In 1656, he was elected Lord Mayor of London. The Lord Protector Oliver Cromwell knighted him on 15 December 1655 and summoned him to his House of Lords in December 1657. On 17 April 1658 Tichborne, who was colonel of the Yellow Regiment and a member of the London Militia Committee, presented an address from the London trained bands to the Lord Protector (Mercurius Politicus, 15–22 April 1658).

An unflattering character of Tichborne was given in "A Second Narrative of the late Parliament", 1658.

==Second Commonwealth==
After the fall of the house of Cromwell, Tichborne, who was never a member of the Long Parliament, became a person of less importance; but in October 1659, when the army under John Lambert expelled the parliament, he was appointed one of the committee of safety which the army set up, and he was also one of the twenty-one "conservators of liberty" named by them in December following. Edmund Ludlow wrathfully observes that he "had lately moved to set up Richard Cromwell again". The restoration of the Long Parliament at the end of the month put an end to his political career. On 20 April 1660 a warrant was issued for the arrest of Tichborne and Alderman John Ireton, who were regarded as the two pillars of the Good Old Cause in the City of London. They were released four days later on bail.

==Restoration==
At the Restoration Tichborne surrendered in obedience to the king's proclamation (16 June), though he showed considerable vacillation, withdrawing himself from the custody of the sergeant-at-arms, and then giving himself up once more, and Royalist pamphlets exulted over his imprisonment.

==Trial==
Tichborne was tried at the sessions house in the Old Bailey on 10 October 1660, and pleaded not guilty, but admitted the fact for which he was indicted, only asserting his ignorance and repentance. "It was my unhappiness to be called to so sad a work when I had so few years over my head; a person neither bred up in the laws, nor in parliaments where laws are made. ... Had I known that then which I do now, I would have chosen a red hot oven to have gone into as soon as that meeting". He was found guilty of high treason, the considerable property he had acquired during the civil war and the confiscation of the crown lands that he had purchased were sequestrated, and he was sentenced to death.

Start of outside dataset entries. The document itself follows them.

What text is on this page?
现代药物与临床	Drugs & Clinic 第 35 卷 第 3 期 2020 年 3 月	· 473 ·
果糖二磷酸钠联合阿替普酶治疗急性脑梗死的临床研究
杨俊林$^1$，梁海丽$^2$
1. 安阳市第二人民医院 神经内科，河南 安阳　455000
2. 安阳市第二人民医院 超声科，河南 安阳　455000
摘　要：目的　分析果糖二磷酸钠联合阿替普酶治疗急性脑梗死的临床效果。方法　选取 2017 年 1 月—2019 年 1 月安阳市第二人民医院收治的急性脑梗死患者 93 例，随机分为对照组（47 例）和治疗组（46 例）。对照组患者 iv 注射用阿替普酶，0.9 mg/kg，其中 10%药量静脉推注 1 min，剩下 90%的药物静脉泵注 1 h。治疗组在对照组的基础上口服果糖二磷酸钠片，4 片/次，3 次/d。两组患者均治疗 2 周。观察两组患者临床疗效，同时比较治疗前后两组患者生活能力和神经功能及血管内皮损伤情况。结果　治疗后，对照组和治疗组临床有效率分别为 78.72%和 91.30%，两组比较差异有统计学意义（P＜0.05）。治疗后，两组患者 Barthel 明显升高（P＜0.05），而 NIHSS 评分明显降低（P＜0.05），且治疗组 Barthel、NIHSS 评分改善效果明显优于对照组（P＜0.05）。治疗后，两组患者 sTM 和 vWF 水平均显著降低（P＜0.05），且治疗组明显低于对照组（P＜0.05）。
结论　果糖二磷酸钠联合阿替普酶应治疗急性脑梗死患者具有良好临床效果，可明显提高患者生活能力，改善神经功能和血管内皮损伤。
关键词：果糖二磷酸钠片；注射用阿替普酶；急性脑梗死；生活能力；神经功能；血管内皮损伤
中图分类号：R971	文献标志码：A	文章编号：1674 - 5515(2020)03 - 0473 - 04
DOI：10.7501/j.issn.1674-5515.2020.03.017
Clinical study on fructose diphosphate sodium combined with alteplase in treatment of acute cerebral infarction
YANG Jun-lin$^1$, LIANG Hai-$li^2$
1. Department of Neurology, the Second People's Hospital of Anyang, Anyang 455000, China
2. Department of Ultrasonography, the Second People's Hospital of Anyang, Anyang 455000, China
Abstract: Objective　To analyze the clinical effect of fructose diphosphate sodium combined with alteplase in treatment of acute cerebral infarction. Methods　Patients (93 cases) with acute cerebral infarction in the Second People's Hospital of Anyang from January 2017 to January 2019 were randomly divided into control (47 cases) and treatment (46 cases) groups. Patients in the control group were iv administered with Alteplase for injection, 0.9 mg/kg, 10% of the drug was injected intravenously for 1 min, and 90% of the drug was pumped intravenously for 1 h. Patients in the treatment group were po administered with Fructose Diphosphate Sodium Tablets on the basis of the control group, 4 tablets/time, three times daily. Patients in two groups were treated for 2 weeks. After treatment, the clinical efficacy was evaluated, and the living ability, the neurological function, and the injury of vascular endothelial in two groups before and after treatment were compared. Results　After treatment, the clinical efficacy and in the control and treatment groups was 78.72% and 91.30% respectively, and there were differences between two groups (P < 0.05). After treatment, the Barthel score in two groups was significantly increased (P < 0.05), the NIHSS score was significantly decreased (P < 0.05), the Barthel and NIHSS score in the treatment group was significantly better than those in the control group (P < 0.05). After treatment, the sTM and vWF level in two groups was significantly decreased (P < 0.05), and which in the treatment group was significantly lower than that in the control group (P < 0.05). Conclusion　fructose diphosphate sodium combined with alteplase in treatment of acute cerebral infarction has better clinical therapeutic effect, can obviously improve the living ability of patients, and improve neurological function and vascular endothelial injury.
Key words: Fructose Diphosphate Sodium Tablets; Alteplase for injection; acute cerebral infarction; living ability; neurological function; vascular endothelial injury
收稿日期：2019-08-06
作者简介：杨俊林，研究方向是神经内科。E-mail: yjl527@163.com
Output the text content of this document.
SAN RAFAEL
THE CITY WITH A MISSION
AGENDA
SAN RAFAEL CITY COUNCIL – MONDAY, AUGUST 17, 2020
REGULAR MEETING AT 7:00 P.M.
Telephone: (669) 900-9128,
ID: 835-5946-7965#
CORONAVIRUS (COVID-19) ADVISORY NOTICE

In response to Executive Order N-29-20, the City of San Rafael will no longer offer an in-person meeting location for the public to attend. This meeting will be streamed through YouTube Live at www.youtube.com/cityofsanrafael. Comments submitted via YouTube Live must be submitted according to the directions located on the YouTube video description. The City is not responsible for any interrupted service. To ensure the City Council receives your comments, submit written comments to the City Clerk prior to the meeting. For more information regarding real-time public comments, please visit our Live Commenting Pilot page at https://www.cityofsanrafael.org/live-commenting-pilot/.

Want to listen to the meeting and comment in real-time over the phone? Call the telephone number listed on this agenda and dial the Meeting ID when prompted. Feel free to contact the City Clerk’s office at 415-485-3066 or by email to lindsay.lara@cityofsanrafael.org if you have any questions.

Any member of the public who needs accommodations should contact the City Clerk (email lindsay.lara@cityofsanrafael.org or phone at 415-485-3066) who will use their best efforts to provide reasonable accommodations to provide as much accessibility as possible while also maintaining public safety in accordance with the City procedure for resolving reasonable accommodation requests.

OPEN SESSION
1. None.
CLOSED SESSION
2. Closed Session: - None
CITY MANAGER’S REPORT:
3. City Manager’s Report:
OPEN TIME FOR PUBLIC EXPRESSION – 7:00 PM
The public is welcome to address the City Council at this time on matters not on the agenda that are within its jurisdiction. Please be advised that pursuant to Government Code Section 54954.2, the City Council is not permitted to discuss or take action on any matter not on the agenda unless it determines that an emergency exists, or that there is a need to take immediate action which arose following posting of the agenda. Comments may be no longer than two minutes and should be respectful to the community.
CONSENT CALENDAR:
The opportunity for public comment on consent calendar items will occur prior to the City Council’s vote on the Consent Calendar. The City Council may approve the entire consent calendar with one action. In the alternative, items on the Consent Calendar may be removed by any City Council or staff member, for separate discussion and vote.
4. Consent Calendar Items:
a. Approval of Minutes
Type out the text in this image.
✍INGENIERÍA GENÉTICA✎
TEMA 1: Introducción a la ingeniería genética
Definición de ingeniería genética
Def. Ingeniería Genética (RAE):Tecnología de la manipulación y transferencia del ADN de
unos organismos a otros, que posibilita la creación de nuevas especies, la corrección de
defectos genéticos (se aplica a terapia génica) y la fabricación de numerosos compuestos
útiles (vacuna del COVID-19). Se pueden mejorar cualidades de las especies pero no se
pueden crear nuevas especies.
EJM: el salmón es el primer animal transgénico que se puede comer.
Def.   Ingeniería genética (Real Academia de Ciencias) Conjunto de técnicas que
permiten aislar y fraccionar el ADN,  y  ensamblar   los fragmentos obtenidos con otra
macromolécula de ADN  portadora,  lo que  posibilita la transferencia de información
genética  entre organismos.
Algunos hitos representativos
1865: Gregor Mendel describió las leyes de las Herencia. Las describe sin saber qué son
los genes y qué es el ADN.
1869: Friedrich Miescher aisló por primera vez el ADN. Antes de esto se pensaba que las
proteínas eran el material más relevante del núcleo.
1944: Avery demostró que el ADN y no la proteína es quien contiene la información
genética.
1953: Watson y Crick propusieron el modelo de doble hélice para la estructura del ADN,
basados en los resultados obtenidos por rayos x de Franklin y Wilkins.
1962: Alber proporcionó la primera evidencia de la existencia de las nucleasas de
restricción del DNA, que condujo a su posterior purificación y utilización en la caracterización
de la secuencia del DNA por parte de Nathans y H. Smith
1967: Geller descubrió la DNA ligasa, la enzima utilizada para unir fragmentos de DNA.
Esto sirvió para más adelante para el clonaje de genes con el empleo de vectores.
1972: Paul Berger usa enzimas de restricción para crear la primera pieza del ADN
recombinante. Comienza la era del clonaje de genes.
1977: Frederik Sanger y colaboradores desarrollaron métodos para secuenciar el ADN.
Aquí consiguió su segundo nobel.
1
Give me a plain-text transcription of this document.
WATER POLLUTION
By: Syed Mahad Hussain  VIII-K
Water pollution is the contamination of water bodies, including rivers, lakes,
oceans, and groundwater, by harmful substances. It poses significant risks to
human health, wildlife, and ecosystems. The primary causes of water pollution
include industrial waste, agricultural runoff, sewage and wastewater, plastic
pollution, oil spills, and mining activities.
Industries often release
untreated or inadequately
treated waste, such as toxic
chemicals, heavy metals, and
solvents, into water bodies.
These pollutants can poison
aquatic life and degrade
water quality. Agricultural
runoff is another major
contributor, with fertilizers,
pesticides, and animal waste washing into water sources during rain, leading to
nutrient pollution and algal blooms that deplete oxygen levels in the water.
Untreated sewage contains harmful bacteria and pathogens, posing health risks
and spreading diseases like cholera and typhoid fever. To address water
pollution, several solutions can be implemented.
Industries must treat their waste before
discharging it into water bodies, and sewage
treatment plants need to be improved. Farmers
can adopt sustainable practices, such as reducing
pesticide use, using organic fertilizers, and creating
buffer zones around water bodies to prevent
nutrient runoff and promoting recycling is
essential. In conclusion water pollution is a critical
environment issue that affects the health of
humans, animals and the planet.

The sentence of death was not carried out immediately because under terms of the act of Indemnity Tichborne was one of the nineteen regicides who, having surrendered themselves, were, if condemned, not to be executed save by a special act of parliament. It was also alleged in his favour that he had saved the lives of various royalists during the late government. A bill for the trial of Tichborne and his companions passed the House of Commons in January 1662, but was dropped in the Lords after Tichborne had been brought to the bar of the upper house and heard in his defence.

==Life imprisonment==
In July 1662 Tichborne was removed to Holy Island, where he fell very ill, and was on his wife's petition transferred to Dover Castle. His wife and children were allowed to live with him during his imprisonment at Dover. He remained a prisoner for the rest of his life, and died in the Tower of London in July 1682.

==Bibliography==
Tichborne was the author of two religious works:
- A Cluster of Canaan's Grapes: being several experimented truths, 1649, 4to.
- The Rest of Faith, 1649, 4to.; this is dedicated to Cromwell.